High Court: Boy refused damages after school accident
A boy partially blinded after being hit in the eye by a classmate waving her fairy wand during a dress rehearsal for a school play has lost a High Court battle for damages.
The child's family had sued the Western Education and Library Board for alleged negligence over the accident which occurred when he was aged nine in 2009.
Mr Justice Stephens yesterday backed their account that he did lose the sight in his left eye because of being struck by the girl said to have been acting out casting a spell at the time.
However, he held that the teachers at the primary school in Co Londonderry had properly assessed the wand and supervised the rehearsal.
Dismissing the claim, the judge said: "I do not consider the plaintiff has established any fault on the part of the defendant."
The boy at the centre of the action had been onstage at the time with up to 200 other pupils getting ready for a production of their school play.
The court heard another girl dressed as a fairy had been allowed to carry a wand with a star on it which allegedly inflicted the injury.
Delivering judgment yesterday, Mr Justice Stephens praised the boy and his mother for the honesty of their evidence.
Even though questions were raised over which eye was struck, the judge found it had been the one in which he subsequently lost sight.
Dealing with the issue of liability, however, he said the teacher with responsibility at the time had carried out an assessment of the wand and the girl holding it.
"The overwhelming evidence is the particular girl was timid and not likely to behave in an inappropriate way," he pointed out.
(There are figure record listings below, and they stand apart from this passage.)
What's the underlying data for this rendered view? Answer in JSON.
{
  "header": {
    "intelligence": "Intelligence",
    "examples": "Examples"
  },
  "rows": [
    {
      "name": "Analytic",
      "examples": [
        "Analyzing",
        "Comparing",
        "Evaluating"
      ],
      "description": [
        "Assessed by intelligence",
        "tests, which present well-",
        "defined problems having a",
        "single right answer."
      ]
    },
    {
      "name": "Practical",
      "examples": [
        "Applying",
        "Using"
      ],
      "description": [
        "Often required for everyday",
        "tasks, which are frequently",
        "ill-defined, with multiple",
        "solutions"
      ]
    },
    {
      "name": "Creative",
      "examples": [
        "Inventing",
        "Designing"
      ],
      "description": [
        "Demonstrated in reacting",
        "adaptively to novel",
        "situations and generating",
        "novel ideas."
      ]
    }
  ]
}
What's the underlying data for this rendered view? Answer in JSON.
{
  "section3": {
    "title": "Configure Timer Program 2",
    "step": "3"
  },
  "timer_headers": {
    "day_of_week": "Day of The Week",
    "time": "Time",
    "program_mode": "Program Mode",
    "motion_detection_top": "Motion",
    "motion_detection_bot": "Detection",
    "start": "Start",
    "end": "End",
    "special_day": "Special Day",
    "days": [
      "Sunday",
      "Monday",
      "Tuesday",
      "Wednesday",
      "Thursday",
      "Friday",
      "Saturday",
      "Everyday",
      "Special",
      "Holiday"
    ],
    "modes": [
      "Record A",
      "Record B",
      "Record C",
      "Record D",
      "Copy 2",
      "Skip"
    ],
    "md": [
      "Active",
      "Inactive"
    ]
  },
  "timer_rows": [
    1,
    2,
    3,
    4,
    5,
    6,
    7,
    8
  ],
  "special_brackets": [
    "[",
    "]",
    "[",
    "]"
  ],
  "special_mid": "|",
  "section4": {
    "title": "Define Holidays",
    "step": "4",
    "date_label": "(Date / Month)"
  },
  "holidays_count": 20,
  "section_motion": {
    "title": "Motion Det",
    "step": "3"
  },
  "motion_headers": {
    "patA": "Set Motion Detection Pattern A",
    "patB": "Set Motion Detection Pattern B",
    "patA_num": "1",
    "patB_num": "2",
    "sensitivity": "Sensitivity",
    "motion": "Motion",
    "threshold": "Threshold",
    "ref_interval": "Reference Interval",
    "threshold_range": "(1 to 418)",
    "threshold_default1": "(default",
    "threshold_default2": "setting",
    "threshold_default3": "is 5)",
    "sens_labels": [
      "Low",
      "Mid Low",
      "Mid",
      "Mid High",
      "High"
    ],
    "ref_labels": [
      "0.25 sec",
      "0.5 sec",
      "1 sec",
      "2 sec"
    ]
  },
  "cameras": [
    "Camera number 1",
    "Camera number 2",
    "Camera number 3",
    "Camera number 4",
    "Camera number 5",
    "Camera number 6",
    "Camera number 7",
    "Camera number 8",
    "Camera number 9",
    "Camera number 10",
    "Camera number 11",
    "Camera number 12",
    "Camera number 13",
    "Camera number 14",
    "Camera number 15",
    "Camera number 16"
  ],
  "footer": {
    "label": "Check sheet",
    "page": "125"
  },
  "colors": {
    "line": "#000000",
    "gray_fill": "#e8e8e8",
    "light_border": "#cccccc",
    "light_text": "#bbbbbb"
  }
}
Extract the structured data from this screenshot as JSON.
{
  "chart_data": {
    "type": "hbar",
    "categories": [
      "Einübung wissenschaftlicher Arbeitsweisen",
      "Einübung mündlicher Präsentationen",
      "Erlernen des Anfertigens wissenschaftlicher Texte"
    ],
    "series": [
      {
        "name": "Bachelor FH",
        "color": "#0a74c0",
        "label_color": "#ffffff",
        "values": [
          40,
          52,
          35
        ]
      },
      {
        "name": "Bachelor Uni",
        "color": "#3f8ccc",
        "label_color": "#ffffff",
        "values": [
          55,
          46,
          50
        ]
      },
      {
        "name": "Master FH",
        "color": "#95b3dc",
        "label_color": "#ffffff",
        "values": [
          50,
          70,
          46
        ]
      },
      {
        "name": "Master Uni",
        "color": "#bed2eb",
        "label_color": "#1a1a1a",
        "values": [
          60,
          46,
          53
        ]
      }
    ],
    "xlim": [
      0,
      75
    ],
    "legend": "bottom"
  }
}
Entering judgment for the defendant, Mr Justice Stephens confirmed: "The rehearsal was appropriately supervised."
Story so far
A nine-year-old boy subsequently lost the sight in one eye after being struck by a fairy wand waved by a fellow pupil during a rehearsal for a school play. The girl was said to be acting out casting a spell at the time. A claim for damages was dismissed after the court ruled the play was properly supervised.